Why Fearless Marketers Are Taking the Revenue-Driver Seat
The customer landscape has changed so quickly and radically over the past several years that to remain relevant, marketers have no choice but to move forward fearlessly. Where once marketers were responsible only for impressions, inquiries, responses, trade show booth scans, and other early stage touches, they are now increasingly being held accountable for more meaningful metrics such as pipeline, revenue, renewal, upsell, cross-sell, customer engagement, and advocacy.
The reason marketing is no longer just about building awareness is that buyers have become allergic to being sold to. For today’s digitally-driven customers, traditional sales equal friction. Increasingly, buyers are avoiding being in your sales pipeline because they don’t want to be “managed.” Rather, they are demanding value-based engagement, and sales have been slow to make the shift.
The upshot is that marketing is lapping sales and becoming the new engine of company growth. But, hey, no pressure. This means that marketing must facilitate a much longer portion of the customer journey, own the end-to-end customer experience, and deliver value at every step.
And that is why we now need fearless marketers—marketers capable of not just building the brand, but also driving revenue and proving value.
Four Fronts for Fearless Marketing
There are any number of ways that a fearless marketer can make a bold and positive impact. Here are four of the most valuable ways.
1. Revenue Tech Stack
It’s easy to get overwhelmed by today’s explosion of technology tools. There are more than 5,000 vendors in the Martech universe alone vying for your attention. Another 700 vendors inhabit the Salestech space, offering tools that frequently overlap in functionality with Martech solutions. As so many users of these systems come to learn when their tech stack is built out, the solutions are often disjointed and the data disconnected. Consequently, it is almost impossible to get a complete picture of the buyer, especially when you add in data from social media, email, and other sources of unstructured information. And the more tools you have, the bigger the problem.
Fearless marketers do not shrink away from this problem; they confront it head-on. Don’t buy tools that are not connected—connect all your software. Invest in an open platform with robust APIs. Work with partners to effect across-the-board integration of tools, workflows, and data associated with growing your company’s revenue. And ensure you are able to govern your tech assets, as it is data that enables personalization and so much else that is essential to effective marketing in today’s digital world.
2. Artificial Intelligence (AI)
We’ve all heard the argument that AI is complex and costly to implement and is often perceived as threatening to jobs. Granted, it is still a great unknown, but its potential is expanding faster than the universe. What better place for the fearless marketer to make a lasting mark? AI will take the load of numerous, data-intensive rote chores off the shoulders of marketing professionals, freeing them to focus more on strategy, content and engagement. AI will also enable personalization efforts to scale effectively across any number of customers and any amount of data. And, in regards to the tech stack, AI can tell us which are the highest performing assets, and even learn enough over time to get to a semi-autonomous state. For these reasons, fearless marketers should move to boldly embrace AI —in small steps at first, to build expertise, and then confidently scale their efforts to any size.

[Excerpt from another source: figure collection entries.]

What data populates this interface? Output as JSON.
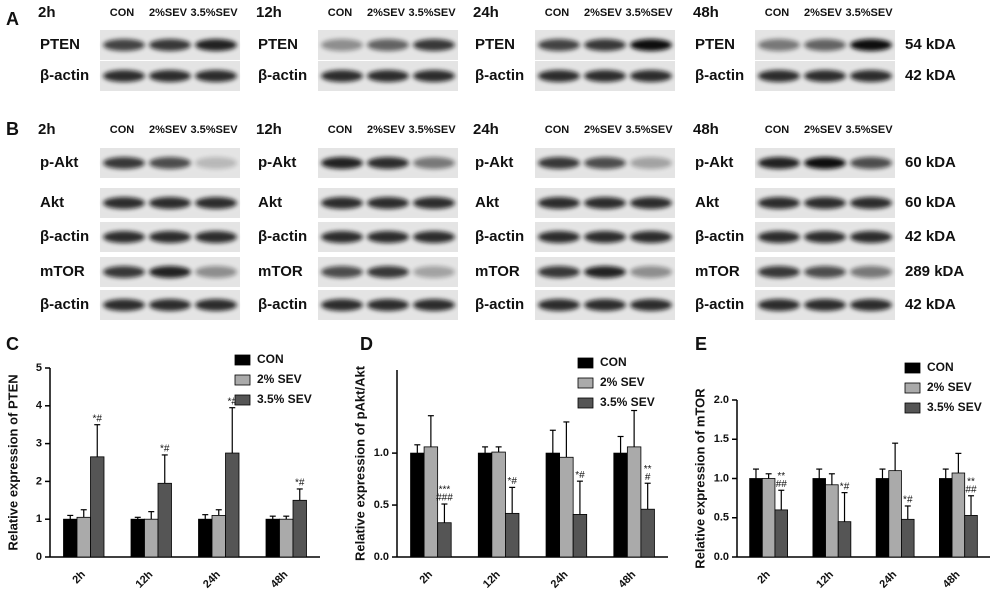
{
  "panel_a": {
    "label": "A",
    "groups": [
      {
        "time": "2h",
        "lanes": [
          "CON",
          "2%SEV",
          "3.5%SEV"
        ],
        "rows": [
          "PTEN",
          "β-actin"
        ]
      },
      {
        "time": "12h",
        "lanes": [
          "CON",
          "2%SEV",
          "3.5%SEV"
        ],
        "rows": [
          "PTEN",
          "β-actin"
        ]
      },
      {
        "time": "24h",
        "lanes": [
          "CON",
          "2%SEV",
          "3.5%SEV"
        ],
        "rows": [
          "PTEN",
          "β-actin"
        ]
      },
      {
        "time": "48h",
        "lanes": [
          "CON",
          "2%SEV",
          "3.5%SEV"
        ],
        "rows": [
          "PTEN",
          "β-actin"
        ]
      }
    ],
    "kda": [
      "54 kDA",
      "42 kDA"
    ]
  },
  "panel_b": {
    "label": "B",
    "groups": [
      {
        "time": "2h",
        "lanes": [
          "CON",
          "2%SEV",
          "3.5%SEV"
        ],
        "rows": [
          "p-Akt",
          "Akt",
          "β-actin",
          "mTOR",
          "β-actin"
        ]
      },
      {
        "time": "12h",
        "lanes": [
          "CON",
          "2%SEV",
          "3.5%SEV"
        ],
        "rows": [
          "p-Akt",
          "Akt",
          "β-actin",
          "mTOR",
          "β-actin"
        ]
      },
      {
        "time": "24h",
        "lanes": [
          "CON",
          "2%SEV",
          "3.5%SEV"
        ],
        "rows": [
          "p-Akt",
          "Akt",
          "β-actin",
          "mTOR",
          "β-actin"
        ]
      },
      {
        "time": "48h",
        "lanes": [
          "CON",
          "2%SEV",
          "3.5%SEV"
        ],
        "rows": [
          "p-Akt",
          "Akt",
          "β-actin",
          "mTOR",
          "β-actin"
        ]
      }
    ],
    "kda": [
      "60 kDA",
      "60 kDA",
      "42 kDA",
      "289 kDA",
      "42 kDA"
    ]
  },
  "chart_data": [
    {
      "panel": "C",
      "type": "bar",
      "ylabel": "Relative expression of PTEN",
      "categories": [
        "2h",
        "12h",
        "24h",
        "48h"
      ],
      "series": [
        {
          "name": "CON",
          "color": "#000000",
          "values": [
            1.0,
            1.0,
            1.0,
            1.0
          ],
          "errors": [
            0.1,
            0.05,
            0.12,
            0.08
          ]
        },
        {
          "name": "2% SEV",
          "color": "#aaaaaa",
          "values": [
            1.05,
            1.0,
            1.1,
            1.0
          ],
          "errors": [
            0.2,
            0.2,
            0.15,
            0.08
          ]
        },
        {
          "name": "3.5% SEV",
          "color": "#555555",
          "values": [
            2.65,
            1.95,
            2.75,
            1.5
          ],
          "errors": [
            0.85,
            0.75,
            1.2,
            0.3
          ],
          "annotations": [
            [
              "*#"
            ],
            [
              "*#"
            ],
            [
              "*#"
            ],
            [
              "*#"
            ]
          ]
        }
      ],
      "ylim": [
        0,
        5
      ],
      "yticks": [
        0,
        1,
        2,
        3,
        4,
        5
      ],
      "legend": "upper right"
    },
    {
      "panel": "D",
      "type": "bar",
      "ylabel": "Relative expression of pAkt/Akt",
      "categories": [
        "2h",
        "12h",
        "24h",
        "48h"
      ],
      "series": [
        {
          "name": "CON",
          "color": "#000000",
          "values": [
            1.0,
            1.0,
            1.0,
            1.0
          ],
          "errors": [
            0.08,
            0.06,
            0.22,
            0.16
          ]
        },
        {
          "name": "2% SEV",
          "color": "#aaaaaa",
          "values": [
            1.06,
            1.01,
            0.96,
            1.06
          ],
          "errors": [
            0.3,
            0.05,
            0.34,
            0.35
          ]
        },
        {
          "name": "3.5% SEV",
          "color": "#555555",
          "values": [
            0.33,
            0.42,
            0.41,
            0.46
          ],
          "errors": [
            0.18,
            0.25,
            0.32,
            0.25
          ],
          "annotations": [
            [
              "***",
              "###"
            ],
            [
              "*#"
            ],
            [
              "*#"
            ],
            [
              "**",
              "#"
            ]
          ]
        }
      ],
      "ylim": [
        0,
        1.8
      ],
      "yticks": [
        {
          "value": 0,
          "label": "0.0"
        },
        0.5,
        {
          "value": 1,
          "label": "1.0"
        }
      ],
      "legend": "upper right"
    },
    {
      "panel": "E",
      "type": "bar",
      "ylabel": "Relative expression of mTOR",
      "categories": [
        "2h",
        "12h",
        "24h",
        "48h"
      ],
      "series": [
        {
          "name": "CON",
          "color": "#000000",
          "values": [
            1.0,
            1.0,
            1.0,
            1.0
          ],
          "errors": [
            0.12,
            0.12,
            0.12,
            0.12
          ]
        },
        {
          "name": "2% SEV",
          "color": "#aaaaaa",
          "values": [
            1.0,
            0.92,
            1.1,
            1.07
          ],
          "errors": [
            0.06,
            0.14,
            0.35,
            0.25
          ]
        },
        {
          "name": "3.5% SEV",
          "color": "#555555",
          "values": [
            0.6,
            0.45,
            0.48,
            0.53
          ],
          "errors": [
            0.25,
            0.37,
            0.17,
            0.25
          ],
          "annotations": [
            [
              "**",
              "##"
            ],
            [
              "*#"
            ],
            [
              "*#"
            ],
            [
              "**",
              "##"
            ]
          ]
        }
      ],
      "ylim": [
        0,
        2.0
      ],
      "yticks": [
        {
          "value": 0,
          "label": "0.0"
        },
        0.5,
        {
          "value": 1,
          "label": "1.0"
        },
        1.5,
        {
          "value": 2,
          "label": "2.0"
        }
      ],
      "legend": "upper right"
    }
  ]
}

Fearless marketers are not content with status quo. Merely keeping up is not an option. They look around corners for developing trends, innovative tools, and new opportunities to exploit. Now more than ever, marketers need to be continually asking where do I go to learn? How can I improve my skills and those of my team? How can I discover the next new channel and steal the march on the competition? How do I staff my team with individuals who are similarly fearless in the face of rapid change? How can I successfully operationalize the most valuable things I learn? What do I do, with all this new?

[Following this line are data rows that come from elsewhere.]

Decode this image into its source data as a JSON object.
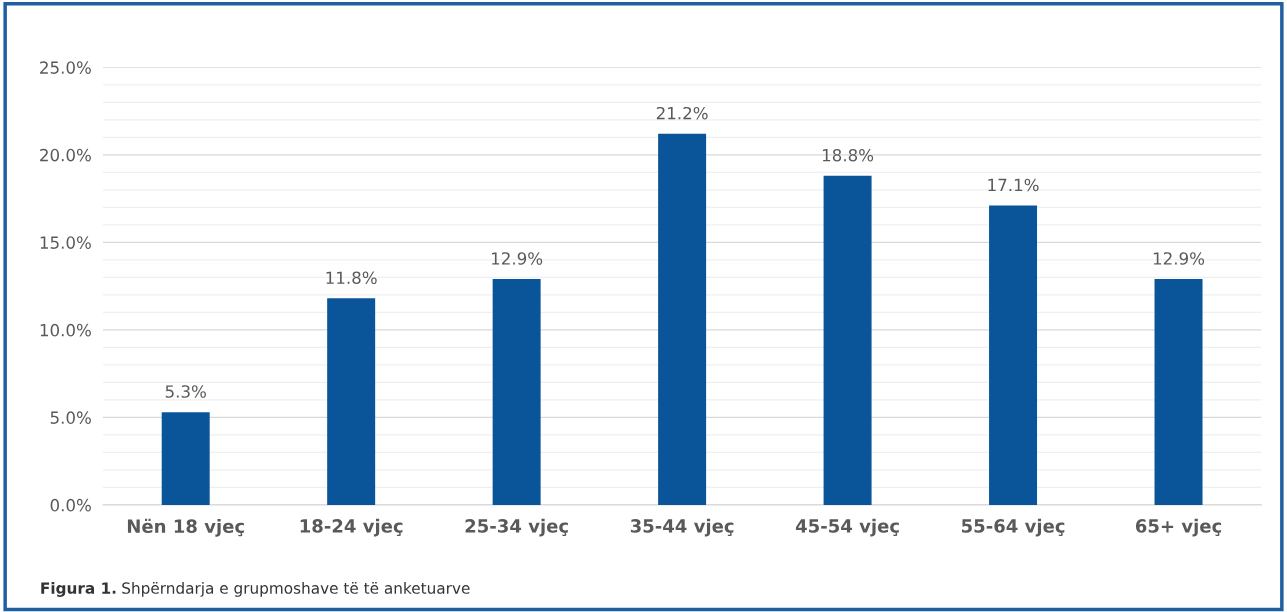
{
  "chart_data": {
    "type": "bar",
    "categories": [
      "Nën 18 vjeç",
      "18-24 vjeç",
      "25-34 vjeç",
      "35-44 vjeç",
      "45-54 vjeç",
      "55-64 vjeç",
      "65+ vjeç"
    ],
    "values": [
      5.3,
      11.8,
      12.9,
      21.2,
      18.8,
      17.1,
      12.9
    ],
    "value_labels": [
      "5.3%",
      "11.8%",
      "12.9%",
      "21.2%",
      "18.8%",
      "17.1%",
      "12.9%"
    ],
    "color": "#0a5599",
    "ylim": [
      0,
      25
    ],
    "yticks": [
      {
        "value": 0,
        "label": "0.0%"
      },
      {
        "value": 1,
        "label": null
      },
      {
        "value": 2,
        "label": null
      },
      {
        "value": 3,
        "label": null
      },
      {
        "value": 4,
        "label": null
      },
      {
        "value": 5,
        "label": "5.0%"
      },
      {
        "value": 6,
        "label": null
      },
      {
        "value": 7,
        "label": null
      },
      {
        "value": 8,
        "label": null
      },
      {
        "value": 9,
        "label": null
      },
      {
        "value": 10,
        "label": "10.0%"
      },
      {
        "value": 11,
        "label": null
      },
      {
        "value": 12,
        "label": null
      },
      {
        "value": 13,
        "label": null
      },
      {
        "value": 14,
        "label": null
      },
      {
        "value": 15,
        "label": "15.0%"
      },
      {
        "value": 16,
        "label": null
      },
      {
        "value": 17,
        "label": null
      },
      {
        "value": 18,
        "label": null
      },
      {
        "value": 19,
        "label": null
      },
      {
        "value": 20,
        "label": "20.0%"
      },
      {
        "value": 21,
        "label": null
      },
      {
        "value": 22,
        "label": null
      },
      {
        "value": 23,
        "label": null
      },
      {
        "value": 24,
        "label": null
      },
      {
        "value": 25,
        "label": "25.0%"
      }
    ],
    "grid": "y",
    "legend": false,
    "annotations": [
      "Figura 1.",
      "Shpërndarja e grupmoshave të të anketuarve"
    ]
  }
}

4. Sales/Marketing Unification
Today’s buyers are digitally-driven and socially aware. Being at the entry point of the customer journey, marketing has embraced this digital reality and evolved to be where their buyers are. In contrast, sales is still largely a physical game of gut-instinct and face-to-face relationships. But you can’t market digitally and then sell analog. Customers want to continue on the digital path, because it’s generally on their terms and removes friction. It’s up to marketing to help sales along the journey from analog to digital. This means helping sales understand the value of being where their buyers are with regards to digital, social and mobile, and helping sales find new ways of capturing peoples’ attention and triggering their imagination.
Sales needs content that educates and engages at every stage of the buyer’s journey, as opposed to scripts designed for old-school pouncing and pitching. Sales also has to learn how to use socially shareable content, as well as personalizing sales content in the digital realm. That’s not sales, you say, that’s marketing! Yes, the lines between marketing and sales are blurring and the roles are blending.
Although, in most organizations, sales and marketing are still largely siloed operations, the good news is that will change as fearless marketers necessarily champion beyond alignment, and drive for sales and marketing unification. Your customers don’t want to feel like they’re being handed off from marketing to sales, and then to customer service and support. And marketing can’t afford to stand by and watch sales become invisible and irrelevant to the modern buyer. Digital transformation of your selling is needed. Unification is required. So, lead it.